One gram of water at 105 Pa is converted into steam at 100 C. Volume of 1 gram of steam is 1671 CC. If the latent heat of evaporation is 540lcal, the change in the internal energy due to evaporation is

(A) 167 cal (B) 540 cal (C) 500 cal (D) 581 cal

To determine the change in internal energy due to the evaporation of one gram of water into steam, we need to consider the latent heat of evaporation and the specific conditions given in the problem. Let's break this down step by step.

Understanding the Concepts

When water evaporates, it undergoes a phase change from liquid to gas. This process requires energy, known as the latent heat of evaporation. In this case, the latent heat is provided as 540 kcal for one gram of water. It's important to note that this energy is absorbed by the water during the phase change, which affects the internal energy of the system.

Key Information

• Mass of water = 1 gram
• Latent heat of evaporation = 540 kcal
• Volume of steam = 1671 cc
• Pressure = 105 Pa

Calculating the Change in Internal Energy

The change in internal energy (ΔU) during the evaporation process can be calculated using the formula:

ΔU = Q - W

Where:

• Q is the heat absorbed (latent heat of evaporation)
• W is the work done by the system during the expansion

Step 1: Heat Absorbed (Q)

In this scenario, the heat absorbed (Q) during the phase change is equal to the latent heat of evaporation:

Q = 540 kcal

Step 2: Work Done (W)

Next, we need to calculate the work done by the steam as it expands against the atmospheric pressure. The work done can be calculated using the formula:

W = PΔV

Where:

• P is the pressure (105 Pa)
• ΔV is the change in volume (final volume of steam - initial volume of water)

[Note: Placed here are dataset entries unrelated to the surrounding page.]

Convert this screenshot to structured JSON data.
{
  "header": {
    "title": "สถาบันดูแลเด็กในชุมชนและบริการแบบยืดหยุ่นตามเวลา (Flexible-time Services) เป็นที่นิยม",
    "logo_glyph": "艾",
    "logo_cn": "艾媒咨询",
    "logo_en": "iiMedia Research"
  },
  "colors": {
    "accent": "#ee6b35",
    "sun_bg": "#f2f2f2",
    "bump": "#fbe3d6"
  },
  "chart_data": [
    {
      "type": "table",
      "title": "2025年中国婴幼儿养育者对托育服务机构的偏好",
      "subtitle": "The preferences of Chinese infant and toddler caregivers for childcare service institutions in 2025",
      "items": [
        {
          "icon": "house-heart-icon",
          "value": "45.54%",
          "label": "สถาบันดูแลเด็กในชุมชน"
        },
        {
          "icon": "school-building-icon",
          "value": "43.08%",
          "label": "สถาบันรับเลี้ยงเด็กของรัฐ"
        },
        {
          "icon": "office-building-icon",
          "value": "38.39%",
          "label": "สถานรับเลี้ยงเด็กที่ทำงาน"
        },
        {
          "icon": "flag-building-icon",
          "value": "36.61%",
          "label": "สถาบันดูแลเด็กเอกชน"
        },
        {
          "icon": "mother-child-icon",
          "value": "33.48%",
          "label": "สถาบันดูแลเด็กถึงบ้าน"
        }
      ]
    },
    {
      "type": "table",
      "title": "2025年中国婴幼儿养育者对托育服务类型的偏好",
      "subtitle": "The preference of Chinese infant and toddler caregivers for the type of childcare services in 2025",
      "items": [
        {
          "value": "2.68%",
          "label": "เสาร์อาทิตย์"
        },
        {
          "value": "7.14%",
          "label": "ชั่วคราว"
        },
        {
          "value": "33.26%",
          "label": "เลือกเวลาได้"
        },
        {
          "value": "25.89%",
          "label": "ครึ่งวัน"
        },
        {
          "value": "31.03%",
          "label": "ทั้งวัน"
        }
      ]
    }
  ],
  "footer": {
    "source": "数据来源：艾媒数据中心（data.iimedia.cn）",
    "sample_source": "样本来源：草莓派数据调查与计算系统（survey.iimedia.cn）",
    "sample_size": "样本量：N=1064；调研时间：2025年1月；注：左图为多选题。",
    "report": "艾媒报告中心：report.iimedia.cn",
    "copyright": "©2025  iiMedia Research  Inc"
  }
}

Since the initial volume of 1 gram of water is negligible compared to the volume of steam, we can approximate:

ΔV ≈ 1671 cc = 1671 x 10^-6 m³

Now, substituting the values into the work formula:

W = 105 Pa × 1671 x 10^-6 m³

W ≈ 0.175 cal (since 1 J = 0.239 cal, and 1 Pa·m³ = 1 J)

Final Calculation of Change in Internal Energy

Now we can substitute Q and W back into the internal energy equation:

ΔU = Q - W

ΔU = 540 kcal - 0.175 cal

Since 1 kcal = 1000 cal, we convert 540 kcal to calories:

540 kcal = 540,000 cal

Now, substituting this value:

ΔU = 540,000 cal - 0.175 cal ≈ 540,000 cal

Conclusion

Thus, the change in internal energy due to the evaporation of 1 gram of water into steam at 100 °C is approximately 540 cal. Therefore, the correct answer is (B) 540 cal.